In sum, the two kink-based and regression-based measures of excess leverage produce quite similar results apart from the continued significance of the negative coefficient of leverage in returns regressions when we estimate excess leverage using the Blouin et al. kink. All three measures have incremental information content with respect to future changes in fundamentals. Regressions that control for future changes in fundamentals indicate that they account for the relation between returns and the excess leverage measures. Finally, all three measures yield similar hedge portfolio abnormal returns in a factor model inclusive of financial distress factor-mimicking portfolio returns.

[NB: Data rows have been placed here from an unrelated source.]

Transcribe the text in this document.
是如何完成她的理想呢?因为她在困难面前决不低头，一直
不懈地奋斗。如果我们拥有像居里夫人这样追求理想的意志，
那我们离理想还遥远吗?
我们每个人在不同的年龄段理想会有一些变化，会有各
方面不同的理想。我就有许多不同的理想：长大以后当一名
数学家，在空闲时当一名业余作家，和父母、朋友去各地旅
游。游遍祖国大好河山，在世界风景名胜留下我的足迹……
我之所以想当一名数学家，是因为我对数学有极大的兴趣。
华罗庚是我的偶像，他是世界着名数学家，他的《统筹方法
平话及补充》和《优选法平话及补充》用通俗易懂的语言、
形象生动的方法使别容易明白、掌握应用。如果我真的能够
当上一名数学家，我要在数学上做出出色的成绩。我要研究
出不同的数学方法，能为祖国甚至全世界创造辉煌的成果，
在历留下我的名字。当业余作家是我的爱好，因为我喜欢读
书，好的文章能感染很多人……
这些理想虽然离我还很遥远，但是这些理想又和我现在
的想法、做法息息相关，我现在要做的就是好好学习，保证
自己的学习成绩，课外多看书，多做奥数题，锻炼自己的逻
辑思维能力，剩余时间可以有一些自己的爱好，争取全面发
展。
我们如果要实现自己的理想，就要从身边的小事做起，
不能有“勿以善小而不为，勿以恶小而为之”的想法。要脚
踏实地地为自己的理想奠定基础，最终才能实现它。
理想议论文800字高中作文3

Because both the kink and the Blouin et al.kink have skewed distributions (See Table 2, Panel A) on account of dividing by actual interest, we conduct a final set of robustness tests to ensure that our results are not driven by scale effects. We replicate Tables 4 through 7 using logs of the kinks rather than the kinks in order to reduce skewness.Footnote 24 The results are qualitatively similar to those we obtain using the untransformed kink variables.Footnote 25 In particular, the relation between excess leverage and returns appears to be driven primarily by the ability of excess leverage to predict future financial distress.

6 Conclusion

Prior studies have found an apparently anomalous negative relation between leverage and future stock returns. Under a dynamic view of leverage, at any point in time a firm may exhibit under or over leverage due to random shocks with the distortion in leverage only gradually resolved over time because of transactions costs. In this view of leverage, the firm’s current excess leverage becomes a state variable that carries information about the firm’s future fundamentals such as changes in leverage and assets and the probability of financial distress. It follows that leverage may impact future returns not only through the conventional “leverage effect,” where risk is magnified by the use of debt, but also through possible market inefficiencies when the market does not fully react to the information contained in excess leverage about future fundamentals.

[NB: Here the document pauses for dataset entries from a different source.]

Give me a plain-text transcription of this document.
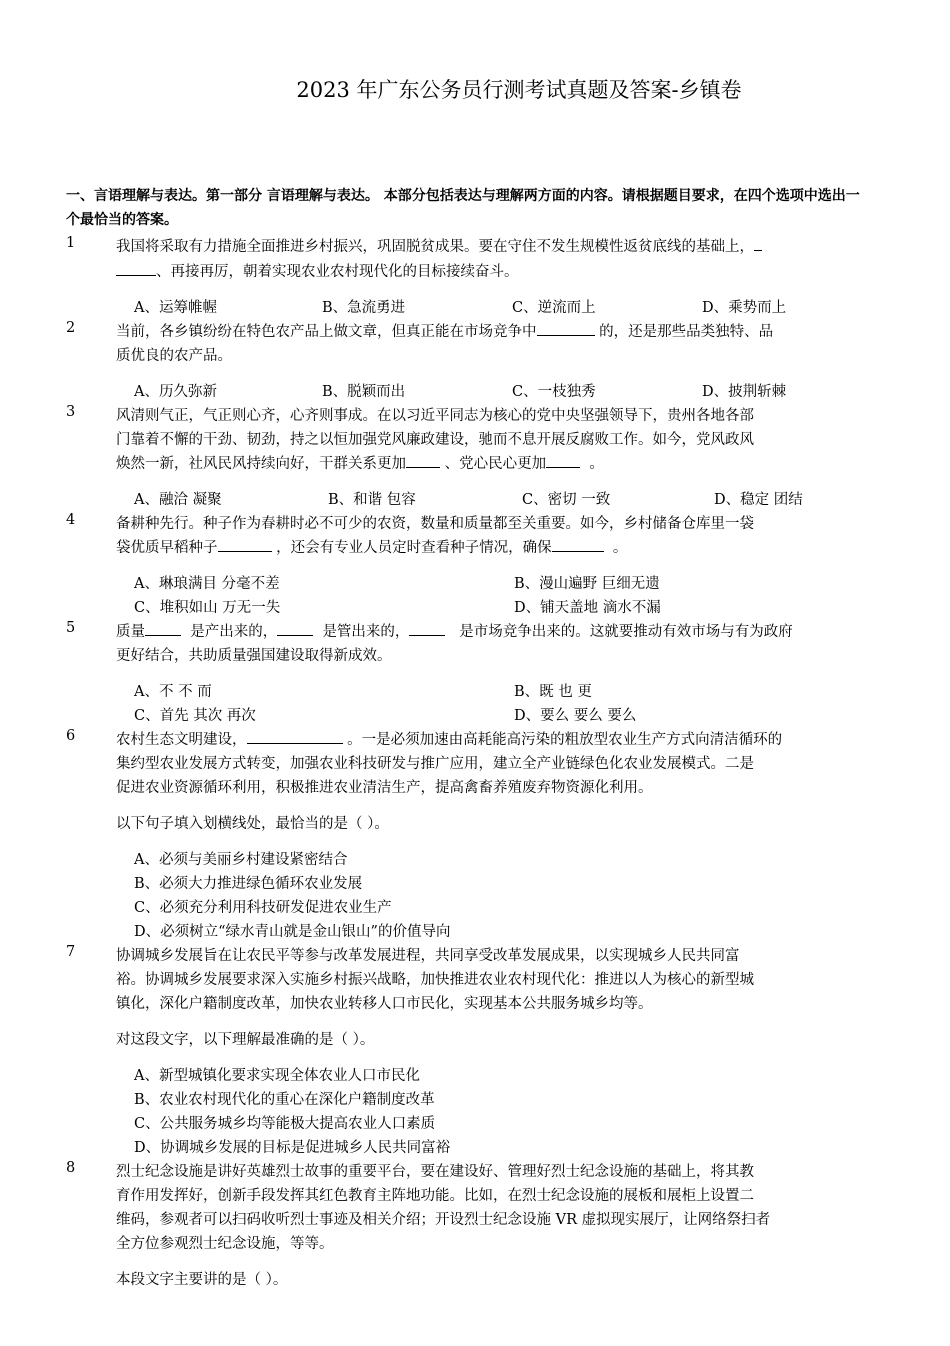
2023 年广东公务员行测考试真题及答案-乡镇卷
一、言语理解与表达。第一部分 言语理解与表达。 本部分包括表达与理解两方面的内容。请根据题目要求，在四个选项中选出一个最恰当的答案。
1	我国将采取有力措施全面推进乡村振兴，巩固脱贫成果。要在守住不发生规模性返贫底线的基础上，
、再接再厉，朝着实现农业农村现代化的目标接续奋斗。
A、运筹帷幄	B、急流勇进	C、逆流而上	D、乘势而上
2	当前，各乡镇纷纷在特色农产品上做文章，但真正能在市场竞争中	的，还是那些品类独特、品
质优良的农产品。
A、历久弥新	B、脱颖而出	C、一枝独秀	D、披荆斩棘
3	风清则气正，气正则心齐，心齐则事成。在以习近平同志为核心的党中央坚强领导下，贵州各地各部
门靠着不懈的干劲、韧劲，持之以恒加强党风廉政建设，驰而不息开展反腐败工作。如今，党风政风
焕然一新，社风民风持续向好，干群关系更加	、党心民心更加	。
A、融洽 凝聚	B、和谐 包容	C、密切 一致	D、稳定 团结
4	备耕种先行。种子作为春耕时必不可少的农资，数量和质量都至关重要。如今，乡村储备仓库里一袋
袋优质早稻种子	，还会有专业人员定时查看种子情况，确保	。
A、琳琅满目 分毫不差	B、漫山遍野 巨细无遗
C、堆积如山 万无一失	D、铺天盖地 滴水不漏
5	质量	是产出来的，	是管出来的，	是市场竞争出来的。这就要推动有效市场与有为政府
更好结合，共助质量强国建设取得新成效。
A、不 不 而	B、既 也 更
C、首先 其次 再次	D、要么 要么 要么
6	农村生态文明建设，	。一是必须加速由高耗能高污染的粗放型农业生产方式向清洁循环的
集约型农业发展方式转变，加强农业科技研发与推广应用，建立全产业链绿色化农业发展模式。二是
促进农业资源循环利用，积极推进农业清洁生产，提高禽畜养殖废弃物资源化利用。
以下句子填入划横线处，最恰当的是（ ）。
A、必须与美丽乡村建设紧密结合
B、必须大力推进绿色循环农业发展
C、必须充分利用科技研发促进农业生产
D、必须树立“绿水青山就是金山银山”的价值导向
7	协调城乡发展旨在让农民平等参与改革发展进程，共同享受改革发展成果，以实现城乡人民共同富
裕。协调城乡发展要求深入实施乡村振兴战略，加快推进农业农村现代化：推进以人为核心的新型城
镇化，深化户籍制度改革，加快农业转移人口市民化，实现基本公共服务城乡均等。
对这段文字，以下理解最准确的是（ ）。
A、新型城镇化要求实现全体农业人口市民化
B、农业农村现代化的重心在深化户籍制度改革
C、公共服务城乡均等能极大提高农业人口素质
D、协调城乡发展的目标是促进城乡人民共同富裕
8	烈士纪念设施是讲好英雄烈士故事的重要平台，要在建设好、管理好烈士纪念设施的基础上，将其教
育作用发挥好，创新手段发挥其红色教育主阵地功能。比如，在烈士纪念设施的展板和展柜上设置二
维码，参观者可以扫码收听烈士事迹及相关介绍；开设烈士纪念设施 VR 虚拟现实展厅，让网络祭扫者
全方位参观烈士纪念设施，等等。
本段文字主要讲的是（ ）。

We find that excess leverage contains significant information about the firm’s future asset growth and probability of financial distress. However, the market may not fully understand the link between excess leverage and future fundamentals. We find evidence that excess leverage predicts future returns. This phenomenon appears to be primarily driven by the market’s delayed reaction to the information in excess leverage about future asset growth and financial distress. Because of the positive correlation between excess leverage and leverage as measured by debt levels, leverage is negatively correlated with future returns in the absence of controls for excess leverage. When both leverage and excess leverage are considered simultaneously, returns tend to be more closely associated with excess leverage.

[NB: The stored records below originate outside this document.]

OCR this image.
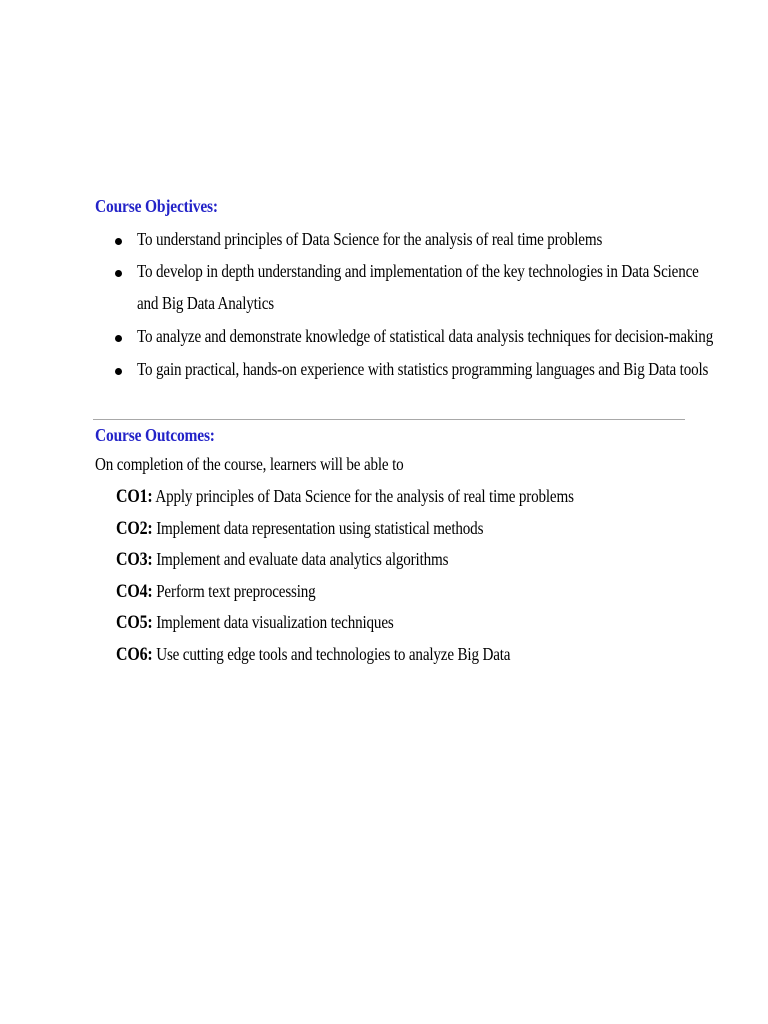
Course Objectives:
To understand principles of Data Science for the analysis of real time problems
To develop in depth understanding and implementation of the key technologies in Data Science
and Big Data Analytics
To analyze and demonstrate knowledge of statistical data analysis techniques for decision-making
To gain practical, hands-on experience with statistics programming languages and Big Data tools
Course Outcomes:
On completion of the course, learners will be able to
CO1: Apply principles of Data Science for the analysis of real time problems
CO2: Implement data representation using statistical methods
CO3: Implement and evaluate data analytics algorithms
CO4: Perform text preprocessing
CO5: Implement data visualization techniques
CO6: Use cutting edge tools and technologies to analyze Big Data
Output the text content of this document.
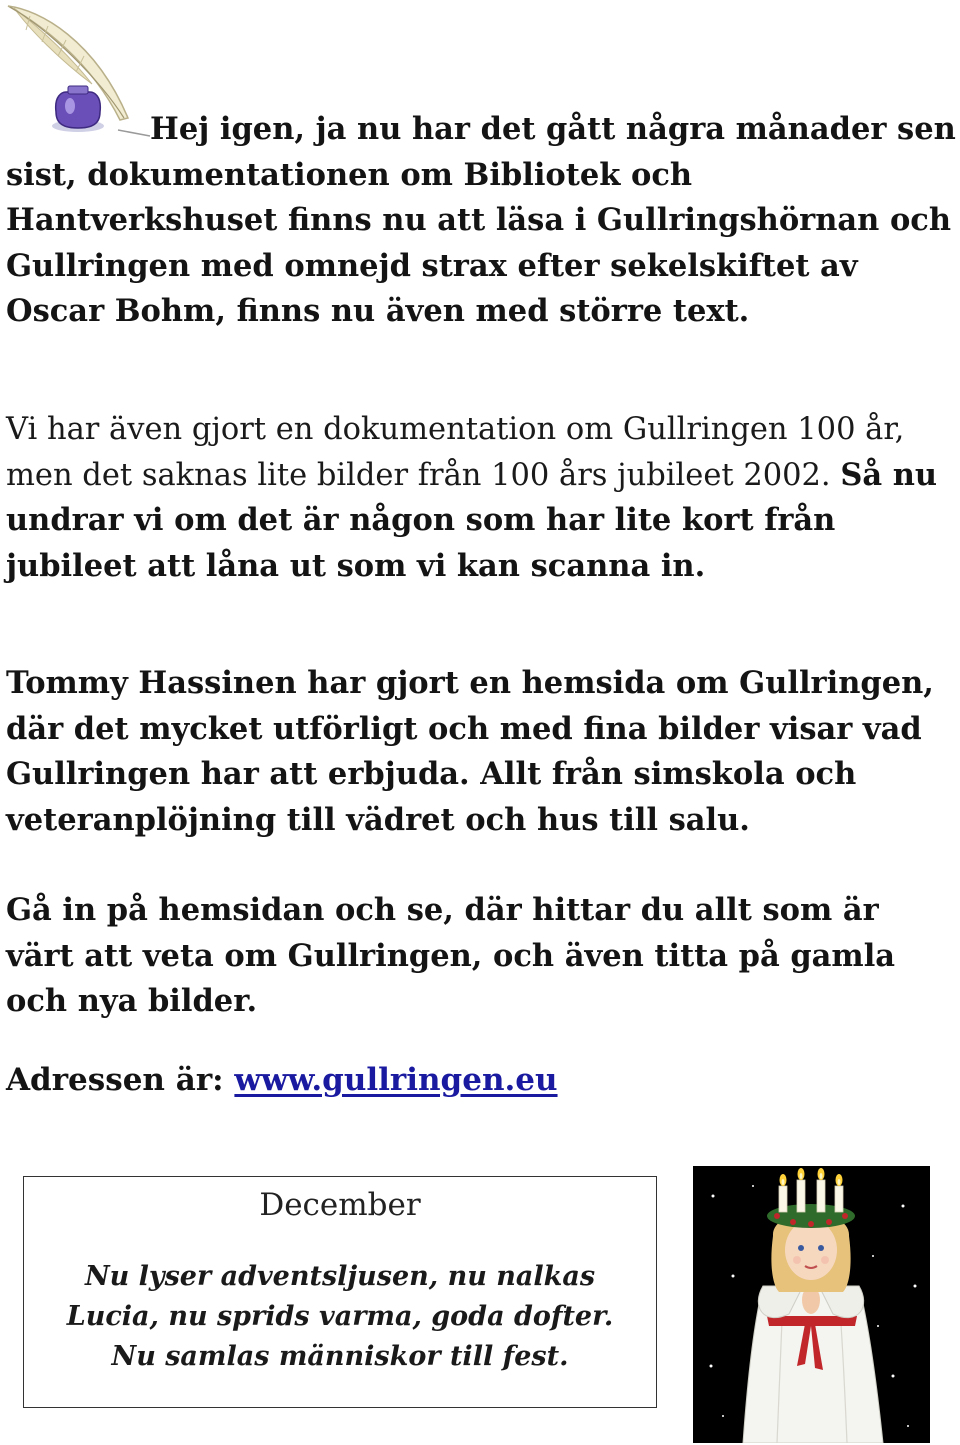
Hej igen, ja nu har det gått några månader sen sist, dokumentationen om Bibliotek och Hantverkshuset finns nu att läsa i Gullringshörnan och Gullringen med omnejd strax efter sekelskiftet av Oscar Bohm, finns nu även med större text.

Vi har även gjort en dokumentation om Gullringen 100 år, men det saknas lite bilder från 100 års jubileet 2002. Så nu undrar vi om det är någon som har lite kort från jubileet att låna ut som vi kan scanna in.

Tommy Hassinen har gjort en hemsida om Gullringen, där det mycket utförligt och med fina bilder visar vad Gullringen har att erbjuda. Allt från simskola och veteranplöjning till vädret och hus till salu.

Gå in på hemsidan och se, där hittar du allt som är värt att veta om Gullringen, och även titta på gamla och nya bilder.

Adressen är: www.gullringen.eu
December
Nu lyser adventsljusen, nu nalkas
Lucia, nu sprids varma, goda dofter.
Nu samlas människor till fest.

We find that excess leverage exhibits properties consistent with a dynamic view of capital structure. Neither the omission of distress costs nor a distress risk factor appears to explain the relation between excess leverage and returns. Contrary to the distress cost explanation, high excess leverage firms are found to have higher (lower) probability of financial distress and higher (lower) exposure to a distress risk factor. Other potential explanations related to stock options as a tax shield, foreign repatriation taxes, and R&D intensity are also not supported by cross-sectional analysis of the relation between the kink and future returns.

The above findings are based on Graham’s (2000) kink as the measure of excess leverage. In order to assess the robustness of these findings to other measures of excess leverage, we consider another kink based on Blouin et al. (2010) and a regression measure based on Lemmon et al. (2008).Notwithstanding some differences in specific results, the findings under these alternative measures of excess leverage qualitatively reinforce our conclusion that the predictive content of excess leverage with respect to future changes in fundamentals is not fully understood by the market.